I have worked with José Luis in several productions for his Latino Theater Company. It always is an enlightening experience to work with him and watch him work with the actors and designers. I think he is a great visionary and I praise the profoundness with which he undertakes every single detail. I also admire the demanding way—though always respectful and loving—that he approaches everyone. As I said before, I have always looked up to him as a mentor, so it always is a huge honor for me to be part of his team. Getting to know and work with Karen also has been such a blessing. She is a tremendously talented playwright, with a limitless imagination and creativity. Co-writing the songs and the overall process of building this show together has been a delightful journey since we premiered it last year at Arena Stage in Washington, D.C.
I love having a grand piano as part of the voice of this show. I have a feeling that with a telenovela-inspired play, audiences might be expecting a guitar. This show re-directs some expectations, doesn’t it?
Stereotypes have undermined the vision that U.S. audiences have on our culture. I think it is time to realize and understand that, in a diverse multicultural world, we can communicate through universal languages that belong equally to all, beyond our vernacular resources and definitely beyond clichés. Mexico is much more than guitars, tequila and tacos.
I noticed that you have some tech gear next to the piano.
Our sound designer John Zalewski does an amazing job of live-processing the sound of the piano, which expands its timbre capabilities. This takes things from the just-amplified natural sound of the instrument for some of the songs, to the addition of reverbs, delays and a variety of other effects that create a more oneiric, sometimes ominous, atmosphere underneath other moments in the play.
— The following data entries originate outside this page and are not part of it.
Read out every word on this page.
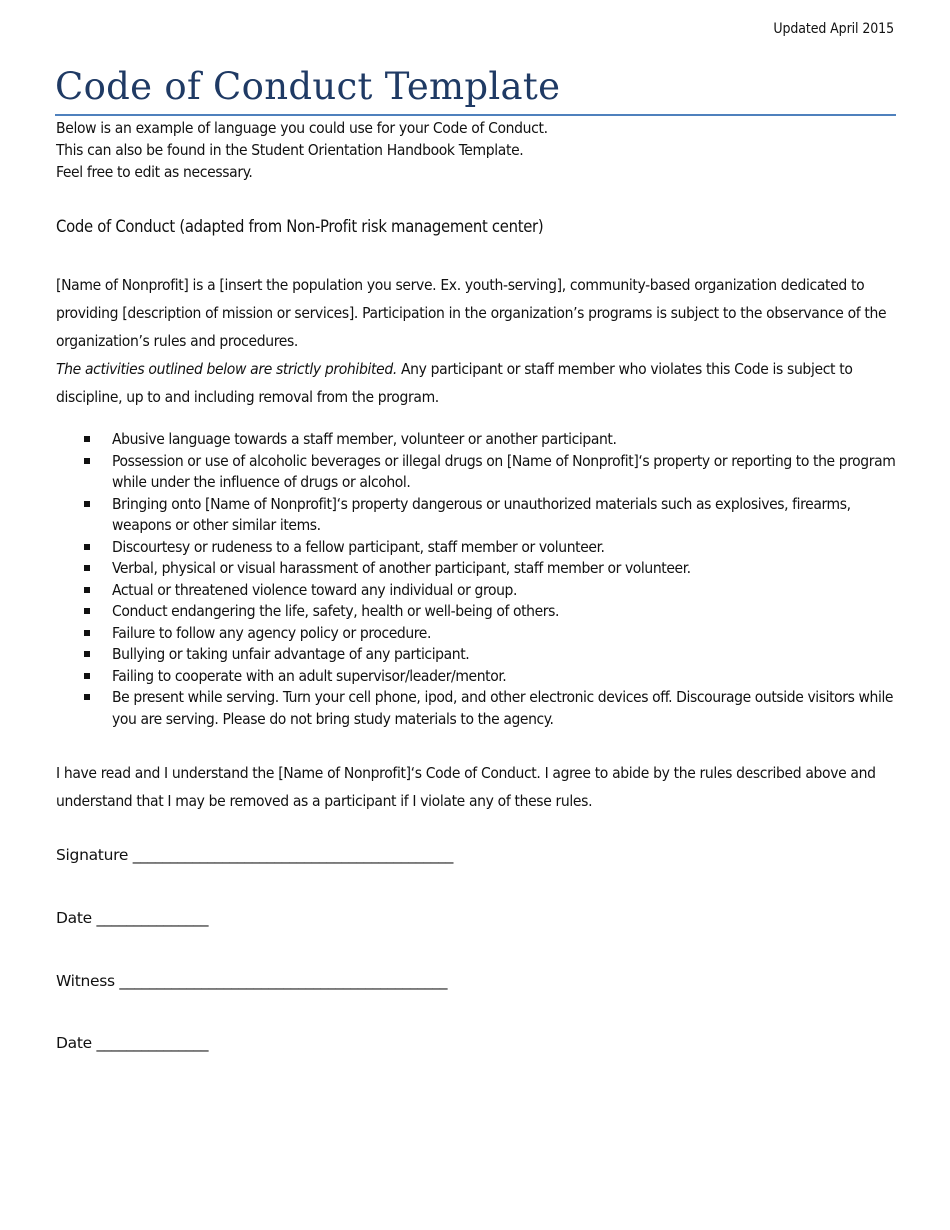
Updated April 2015
Code of Conduct Template

Below is an example of language you could use for your Code of Conduct.

This can also be found in the Student Orientation Handbook Template.

Feel free to edit as necessary.

Code of Conduct (adapted from Non-Profit risk management center)

[Name of Nonprofit] is a [insert the population you serve. Ex. youth-serving], community-based organization dedicated to providing [description of mission or services]. Participation in the organization’s programs is subject to the observance of the organization’s rules and procedures.

The activities outlined below are strictly prohibited. Any participant or staff member who violates this Code is subject to discipline, up to and including removal from the program.

Abusive language towards a staff member, volunteer or another participant.
Possession or use of alcoholic beverages or illegal drugs on [Name of Nonprofit]‘s property or reporting to the program while under the influence of drugs or alcohol.
Bringing onto [Name of Nonprofit]‘s property dangerous or unauthorized materials such as explosives, firearms, weapons or other similar items.
Discourtesy or rudeness to a fellow participant, staff member or volunteer.
Verbal, physical or visual harassment of another participant, staff member or volunteer.
Actual or threatened violence toward any individual or group.
Conduct endangering the life, safety, health or well-being of others.
Failure to follow any agency policy or procedure.
Bullying or taking unfair advantage of any participant.
Failing to cooperate with an adult supervisor/leader/mentor.
Be present while serving. Turn your cell phone, ipod, and other electronic devices off. Discourage outside visitors while you are serving. Please do not bring study materials to the agency.

I have read and I understand the [Name of Nonprofit]‘s Code of Conduct. I agree to abide by the rules described above and understand that I may be removed as a participant if I violate any of these rules.

Signature ___________________________________________

Date _______________

Witness ____________________________________________

Date _______________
I have a speaker monitor and a mixer next to me on stage just so I can hear the processed piano, the actors’ amplified voices and the tracks we play and sing along to.
How do you want the music to speak to audiences?
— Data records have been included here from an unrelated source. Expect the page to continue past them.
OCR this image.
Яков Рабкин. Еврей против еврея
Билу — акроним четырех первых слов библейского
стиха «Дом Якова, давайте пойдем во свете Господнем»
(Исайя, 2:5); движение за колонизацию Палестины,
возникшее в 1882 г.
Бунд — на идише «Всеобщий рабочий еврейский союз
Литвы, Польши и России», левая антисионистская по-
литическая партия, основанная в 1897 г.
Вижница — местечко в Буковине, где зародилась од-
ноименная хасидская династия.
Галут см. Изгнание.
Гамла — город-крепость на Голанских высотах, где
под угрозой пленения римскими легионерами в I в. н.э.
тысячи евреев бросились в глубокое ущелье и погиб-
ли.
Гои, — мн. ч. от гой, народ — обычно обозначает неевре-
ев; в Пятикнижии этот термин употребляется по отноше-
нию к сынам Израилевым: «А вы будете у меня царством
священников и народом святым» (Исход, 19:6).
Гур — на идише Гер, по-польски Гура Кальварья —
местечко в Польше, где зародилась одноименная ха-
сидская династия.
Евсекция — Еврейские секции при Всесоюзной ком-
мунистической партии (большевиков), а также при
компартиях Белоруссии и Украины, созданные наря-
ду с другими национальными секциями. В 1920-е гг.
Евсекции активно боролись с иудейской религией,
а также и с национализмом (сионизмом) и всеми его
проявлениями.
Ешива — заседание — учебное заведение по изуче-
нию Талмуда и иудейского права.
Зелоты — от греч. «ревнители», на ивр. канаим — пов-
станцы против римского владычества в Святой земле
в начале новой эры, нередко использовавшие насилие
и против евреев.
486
People say the best film music is that which you don't really notice, but still creates an emotional impact accompanying the action. I think the piano in Destiny of Desire serves as a discreet commentator that carries and supports emotional aspects of the play and, hopefully, serves as an integral, non-intrusive element. Also, the music aims to tell an underlying side of the story through musical gestures, as every motif, texture, and theme is related to specific characters or situations.
What has been the best part of working on this show?
The human bonds that grow through these kinds of creative processes are, perhaps, the most important aspect for me. We spend long days and weeks of intense, deep work together and we become a family. Many of these encounters become life-time friendships.
What was most challenging?
For sure, it’s keeping up with the high standards of such an amazing team of professionals! Working in another country, in a language different than yours, also is challenging, but enriching and exciting as well.
You have one of the best and funniest lines in the play.
"What?"! It all started as an internal joke, but then, the audience seemed to like that unexpected spoken line and we all loved it, too, so the idea stayed. I enjoy myself that moment every night.